In Kooperation mit der Kunstuniversität Linz wurde ein einjähriger SHUTTLE Lehrgang für innovative Webkultur eingerichtet. Dieser Universitätslehrgang im Fachbereich Weben ist berufsbegleitend auf Modulbasis zu absolvieren und richtet sich an Personen mit Erstausbildung im Textilbereich, die ihre Kenntnisse erweitern, Zusatzqualifikationen erwerben und neue Kontakte knüpfen möchten. Ziel des Lehrgangs ist es, so Christina Leitner, treibende Kraft nicht nur des SHUTTLE Lehrgangs, die Schnittstelle zwischen maschineller Fertigung, Gestaltung, Wissenschaft und Forschung zu stärken und voneinander getrennte Ausbildungsbereiche näher aneinander zu führen.

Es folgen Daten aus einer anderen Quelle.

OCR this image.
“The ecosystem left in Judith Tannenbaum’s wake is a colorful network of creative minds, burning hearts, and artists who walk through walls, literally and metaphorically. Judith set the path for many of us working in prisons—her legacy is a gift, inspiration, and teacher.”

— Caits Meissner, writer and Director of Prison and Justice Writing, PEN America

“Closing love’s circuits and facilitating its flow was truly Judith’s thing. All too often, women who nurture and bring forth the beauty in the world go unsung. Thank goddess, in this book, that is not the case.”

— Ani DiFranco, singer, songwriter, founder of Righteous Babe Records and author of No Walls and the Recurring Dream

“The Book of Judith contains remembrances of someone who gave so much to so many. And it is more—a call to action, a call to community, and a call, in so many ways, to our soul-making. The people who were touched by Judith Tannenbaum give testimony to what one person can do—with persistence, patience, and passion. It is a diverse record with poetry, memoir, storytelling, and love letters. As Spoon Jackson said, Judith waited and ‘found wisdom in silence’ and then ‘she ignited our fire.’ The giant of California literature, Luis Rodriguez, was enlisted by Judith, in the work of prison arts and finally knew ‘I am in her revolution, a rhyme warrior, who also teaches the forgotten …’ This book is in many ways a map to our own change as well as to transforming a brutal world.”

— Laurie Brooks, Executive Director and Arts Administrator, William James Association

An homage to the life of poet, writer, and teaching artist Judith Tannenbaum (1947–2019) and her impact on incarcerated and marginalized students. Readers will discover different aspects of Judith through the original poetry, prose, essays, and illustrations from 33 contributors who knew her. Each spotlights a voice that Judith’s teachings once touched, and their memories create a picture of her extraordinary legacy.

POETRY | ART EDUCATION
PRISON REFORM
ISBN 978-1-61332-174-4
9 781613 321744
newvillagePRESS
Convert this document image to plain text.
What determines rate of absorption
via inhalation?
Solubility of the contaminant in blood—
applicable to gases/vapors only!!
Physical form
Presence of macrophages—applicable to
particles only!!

Dieser im Zweijahrestakt im Laufe eines Studienjahres (Oktober bis Juli) in 5 Modulen à 5 Tage abgehaltene Lehrgang stellt eine neue Form der Textilausbildung dar und schließt mit dem Titel „akademisch geprüfte/r Textilfachfrau/mann“ ab. Eine gemeinsame Sprache, vom Entwurf bis zur technischen Umsetzung, verdichtet den komplexen Designprozess und sorgt für mehr Verständnis auf allen Seiten, der Technischen, der Wirtschaftlichen und der Künstlerischen. So gesehen ist der SHUTTLE Lehrgang auch eine perfekte Ergänzung und Vertiefung sowohl für das Bachelorstudium als auch für das Diplomstudium an Universitäten, die sich mit textilem Gestalten auseinandersetzen.
Zudem bieten Vorkurse ein Basiswissen in Bindungslehre, Materialkunde, Maschinenkunde und Gestaltungslehre. Die Vorkurse können einzeln gebucht werden und stehen auch Personen offen, die nicht am gesamten Lehrgang interessiert sind.
Das Textile Zentrum Haslach ist zu einer Institution für das Weben geworden. Es ist nicht nur ein Erlebnispark rund um die große Webtradition des Mühlviertels im guten Wortsinn. Hier wird Textilgeschichte aufbereitet und an den Möglichkeiten des Webens für die Zukunft gearbeitet. In Haslach werden historische Fäden aufgenommen, weitergesponnen und verwoben.
Am 3. Dezember wird dem Webereimuseum der wohl verdiente Hauptpreis des Österreichischen Museumspreises 2014 feierlich verliehen, und gleichzeitig die Sonderschau: „Die Welt in kleinen Bildern – gewebte Miniaturen und Etiketten aus der Sammlung Josef Jüngling“ eröffnet.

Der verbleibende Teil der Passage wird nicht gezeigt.